Both authors will independently assess the overall quality of each trial according to the method of Jadad 1996.

Data extraction
Data from studies meeting inclusion criteria will be entered into a computer spreadsheet. Both authors will perform this process independently, and compare the results. The data extracted will consist of:

  • study characteristics: number of participants, method of allocation, type of study, participant selection, method and regimen of urinary alkalinisation, details of concurrent treatments;

  • outcome measures listed above, including standard deviations if applicable.

Analysis
We will calculate relative risk (RR) of death plus 95% confidence interval (CI), such that a relative risk of more than 1 indicates a higher risk of death (or ventilation, etc) in the first group named. We will use relative risk because it is more readily applied to the clinical situation. For continuous data the weighted mean difference (WMD) plus 95%CI will be used.

If the data are suited to meta‐analysis, a random‐effects model relevant to the data (dichotomous or continuous) will be used given that heterogeneity between studies is likely. The presence of heterogeneity of the observed treatment effects will be assessed using the I2 statistic, which describes the percentage of total variation across studies due to heterogeneity rather than chance. A value of 0% indicates no observed heterogeneity, and larger values show increasing heterogeneity. Where heterogeneity appears significant, pooled results will be interpreted with caution.

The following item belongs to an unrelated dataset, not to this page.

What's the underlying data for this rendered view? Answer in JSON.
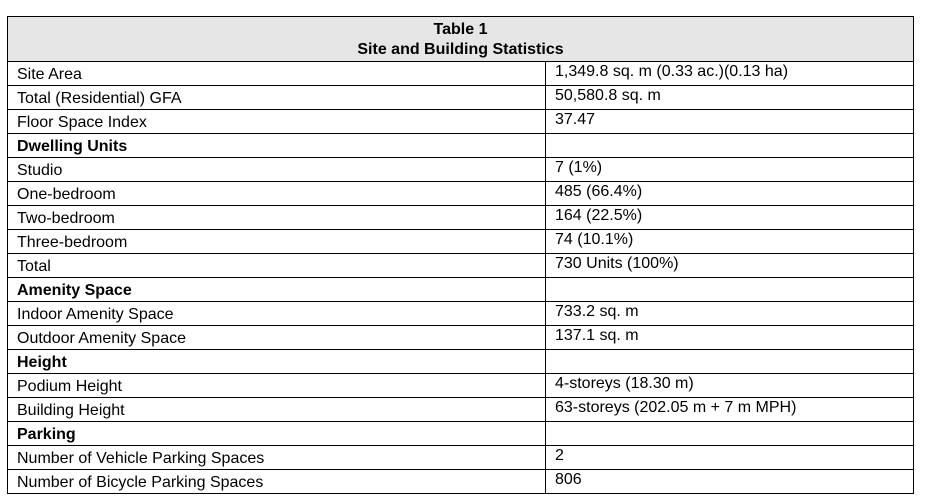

Subgroup analysis will be performed only where a number of studies using the same intervention (e.g. sodium bicarbonate) are located. We will consider:

  • time to presentation: the sooner that management is initiated following acute poisoning, the more likely it is to be effective;

  • severity of toxicity (symptomatic patients versus those with severe toxicity as defined in Roberts 2005): there is a wide range of severity. Trivial poisonings where no effect is possible are relatively common. Conversely, many patients present in a moribund state where any intervention is unlikely to have time to be effective. Patients with severe poisoning who are not about to expire are those who are most likely to benefit from a treatment.

If the data are not suited to meta‐analysis, we will discuss them in a narrative review.